Dilinden ve Gözlerinden Sevgi Akardı
Mûsâ Topbaş Efendi, ilâhî muhabbet pınarından kana kana içmiş büyük bir Hak dostu idi. Gönlü bir muhabbet deryâsıydı. Dilinden ve gözlerinden âdeta sevgi akardı. Hâl diliyle, çocuk yaşlarda nazarına eriştiği Es‘ad Efendi Hazretleri gibi; “Senin aşkınla mecnûnum, velâkin iştihârım yok!” der gibiydi. Onun mânevî evlâtlarından birine yazdığı mektubundaki şu ifâdeler, başka nasıl anlaşılabilir ki: “Son derece âcizim, kusurlarla doluyum; yegâne tesellim şudur ki, Allâh’ın sevgililerini canımdan, varlığımdan, her şeyden daha fazla seviyorum. Öyle bir sevgi ki, sevdiğimi de bilemez hâldeyim. Ki lisan ile, yazı ile ifâde edilemez!” (Osman Nuri Topbaş, Altın Silsile, s. 565)

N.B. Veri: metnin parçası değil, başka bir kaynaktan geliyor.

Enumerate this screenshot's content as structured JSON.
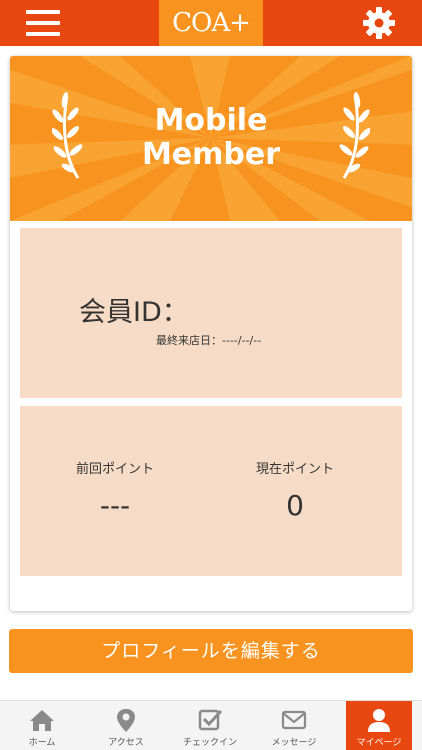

Muhabbet Başka Gayret Başka
Yıllarca Hâce Musa Efendi’ye hizmette bulunma şerefine nâil olmuş âilenin vekilharcı Mustafa Temel Bey anlatıyor: “Mûsâ Efendi Hazretleri her hususta çok dikkatliydi. İnsanları değerlendirirken muayyen ölçüleri vardı. Muhabbeti her şeyin önünde tutardı. Hatta birgün birisi hakkında “Efendim çok muhabbetli bir kardeş” diye bahsetmiştim de “Yok, gayretli” buyurdular. Onun bu ifadesinden sonra “muhabbet” ve “gayret”in ayrı vasıflar olduğunu anladım. Elbette gayret ehlini de severlerdi; fakat muhabbet ehline bakışları bir başkaydı”.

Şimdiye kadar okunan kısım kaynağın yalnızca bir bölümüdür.